Choosing How To Save Money In A Certificate Of Deposit
If you have money that you can save for a period of time without touching it and you want an FDIC-insured product, a certificate of deposit may make sense for you. Use the tips below when you’re choosing a CD for your savings.
Determine how much money you will put into a CD and for how long. A certificate of deposit runs for a specific term so that you’ll see CD rates that describe how long your money will be locked into the CD ranging from a few months to several years. Choosing how much money to put into your CD means that you believe you won’t need to use that money for the time in which it’s in a CD.
Determine whether you are comfortable with dealing with an online bank that has no brick-and-mortar presence. This is an emotionally-based decision because in practice, once your account is set up and you’ve chosen a bank that offers FDIC-insured CDs, using an online versus a brick-and-mortar bank should not impact the safety of your account. It is important to note that setting up your online account will involve sending your personal information from your social security number to an image of your license over the Internet or through the mail which can be a concern if you’re worried about identity theft.

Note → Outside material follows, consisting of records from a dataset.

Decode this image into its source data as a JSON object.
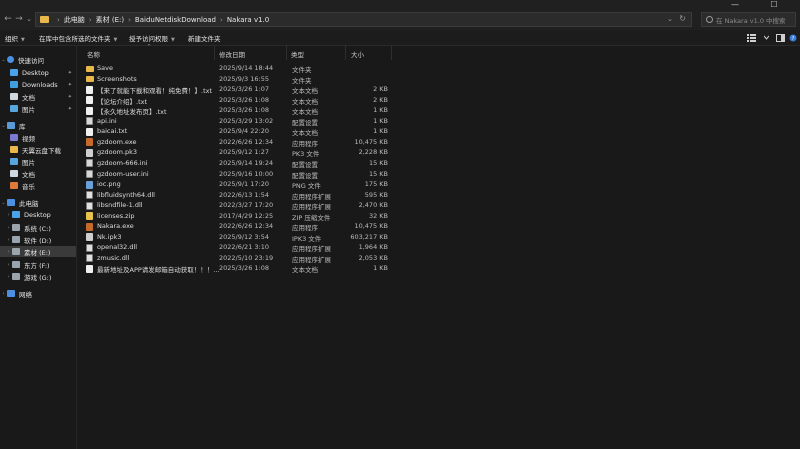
{
  "nav": {
    "back": "←",
    "forward": "→",
    "dropdown": "⌄",
    "up": "↑"
  },
  "address": {
    "crumbs": [
      "此电脑",
      "素材 (E:)",
      "BaiduNetdiskDownload",
      "Nakara v1.0"
    ],
    "separator": "›",
    "chevron": "⌄",
    "refresh": "↻"
  },
  "search": {
    "placeholder": "在 Nakara v1.0 中搜索"
  },
  "window": {
    "minimize": "—",
    "maximize": "☐",
    "close": "✕"
  },
  "toolbar": {
    "organize": "组织",
    "include_in_library": "在库中包含所选的文件夹",
    "share_with": "授予访问权限",
    "new_folder": "新建文件夹",
    "arrow": "▼"
  },
  "sidebar": {
    "quick_access": "快速访问",
    "quick_items": [
      {
        "label": "Desktop",
        "icon": "desktop-folder-icon",
        "pinned": true
      },
      {
        "label": "Downloads",
        "icon": "downloads-icon",
        "pinned": true
      },
      {
        "label": "文档",
        "icon": "documents-icon",
        "pinned": true
      },
      {
        "label": "图片",
        "icon": "pictures-icon",
        "pinned": true
      }
    ],
    "pin_glyph": "📌",
    "library": "库",
    "library_items": [
      {
        "label": "视频",
        "icon": "videos-icon"
      },
      {
        "label": "天翼云盘下载",
        "icon": "cloud-folder-icon"
      },
      {
        "label": "图片",
        "icon": "pictures-icon"
      },
      {
        "label": "文档",
        "icon": "documents-icon"
      },
      {
        "label": "音乐",
        "icon": "music-icon"
      }
    ],
    "this_pc": "此电脑",
    "pc_items": [
      {
        "label": "Desktop",
        "icon": "desktop-icon"
      },
      {
        "label": "系统 (C:)",
        "icon": "drive-icon"
      },
      {
        "label": "软件 (D:)",
        "icon": "drive-icon"
      },
      {
        "label": "素材 (E:)",
        "icon": "drive-icon",
        "selected": true
      },
      {
        "label": "东方 (F:)",
        "icon": "drive-icon"
      },
      {
        "label": "游戏 (G:)",
        "icon": "drive-icon"
      }
    ],
    "network": "网络"
  },
  "columns": {
    "name": "名称",
    "date": "修改日期",
    "type": "类型",
    "size": "大小",
    "sort_arrow": "^"
  },
  "files": [
    {
      "name": "Save",
      "date": "2025/9/14 18:44",
      "type": "文件夹",
      "size": "",
      "kind": "folder"
    },
    {
      "name": "Screenshots",
      "date": "2025/9/3 16:55",
      "type": "文件夹",
      "size": "",
      "kind": "folder"
    },
    {
      "name": "【来了就能下載和观看！纯免費！】.txt",
      "date": "2025/3/26 1:07",
      "type": "文本文档",
      "size": "2 KB",
      "kind": "txt"
    },
    {
      "name": "【论坛介绍】.txt",
      "date": "2025/3/26 1:08",
      "type": "文本文档",
      "size": "2 KB",
      "kind": "txt"
    },
    {
      "name": "【永久地址发布页】.txt",
      "date": "2025/3/26 1:08",
      "type": "文本文档",
      "size": "1 KB",
      "kind": "txt"
    },
    {
      "name": "api.ini",
      "date": "2025/3/29 13:02",
      "type": "配置设置",
      "size": "1 KB",
      "kind": "ini"
    },
    {
      "name": "baicai.txt",
      "date": "2025/9/4 22:20",
      "type": "文本文档",
      "size": "1 KB",
      "kind": "txt"
    },
    {
      "name": "gzdoom.exe",
      "date": "2022/6/26 12:34",
      "type": "应用程序",
      "size": "10,475 KB",
      "kind": "exe"
    },
    {
      "name": "gzdoom.pk3",
      "date": "2025/9/12 1:27",
      "type": "PK3 文件",
      "size": "2,228 KB",
      "kind": "pk3"
    },
    {
      "name": "gzdoom-666.ini",
      "date": "2025/9/14 19:24",
      "type": "配置设置",
      "size": "15 KB",
      "kind": "ini"
    },
    {
      "name": "gzdoom-user.ini",
      "date": "2025/9/16 10:00",
      "type": "配置设置",
      "size": "15 KB",
      "kind": "ini"
    },
    {
      "name": "ioc.png",
      "date": "2025/9/1 17:20",
      "type": "PNG 文件",
      "size": "175 KB",
      "kind": "png"
    },
    {
      "name": "libfluidsynth64.dll",
      "date": "2022/6/13 1:54",
      "type": "应用程序扩展",
      "size": "595 KB",
      "kind": "dll"
    },
    {
      "name": "libsndfile-1.dll",
      "date": "2022/3/27 17:20",
      "type": "应用程序扩展",
      "size": "2,470 KB",
      "kind": "dll"
    },
    {
      "name": "licenses.zip",
      "date": "2017/4/29 12:25",
      "type": "ZIP 压缩文件",
      "size": "32 KB",
      "kind": "zip"
    },
    {
      "name": "Nakara.exe",
      "date": "2022/6/26 12:34",
      "type": "应用程序",
      "size": "10,475 KB",
      "kind": "exe"
    },
    {
      "name": "Nk.ipk3",
      "date": "2025/9/12 3:54",
      "type": "IPK3 文件",
      "size": "603,217 KB",
      "kind": "pk3"
    },
    {
      "name": "openal32.dll",
      "date": "2022/6/21 3:10",
      "type": "应用程序扩展",
      "size": "1,964 KB",
      "kind": "dll"
    },
    {
      "name": "zmusic.dll",
      "date": "2022/5/10 23:19",
      "type": "应用程序扩展",
      "size": "2,053 KB",
      "kind": "dll"
    },
    {
      "name": "最新地址及APP请发邮箱自动获取！！！...",
      "date": "2025/3/26 1:08",
      "type": "文本文档",
      "size": "1 KB",
      "kind": "txt"
    }
  ],
  "colors": {
    "folder": "#e8b84a",
    "selected_bg": "#3a3a3a",
    "background": "#191919"
  }
}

Determine whether the advertised interest rate is available for depositors with your amount of money. Some CD products have a minimum required investment amount in order to get the interest rate advertised. If this is the case then check around to see whether another bank offers a better interest rate for someone who has your amount of money to invest. Don’t assume that a promotional rate means that the bank’s other CD rates, those for different lengths of time or those requiring less initial investment are also competitive.
Look for promotional CD features, such as those that pay higher interest or offer another perk for opening a CD. For instance, you can search for no-withdrawal penalty CDs which are periodically offered by some banks in an effort to get you to open a CD with them. The reason this is a promotion is because in most instances if you need to take your money out of a CD, you’ll be charged a penalty. It is important to remember that CDs typically do not offer the option of a partial withdrawal.
Consider CDs that provide for bump-ups, which means that if during a specific period of time interest rates rise you have the option of getting the higher interest rate. Most CDs that offer the bump-up feature or the best interest rate features such as those occurring within a specific amount of time after you open a CD require you to find the better rate, so keep checking out interest rates during that period of time. Make sure that the CD period is not extended each time you bump up your interest rate as well as how many times you can bump-up your interest rate.
Having money to invest is a great opportunity for you to earn interest on your money. Use the tips above to determine whether a certificate of deposit should be part of your personal savings strategy.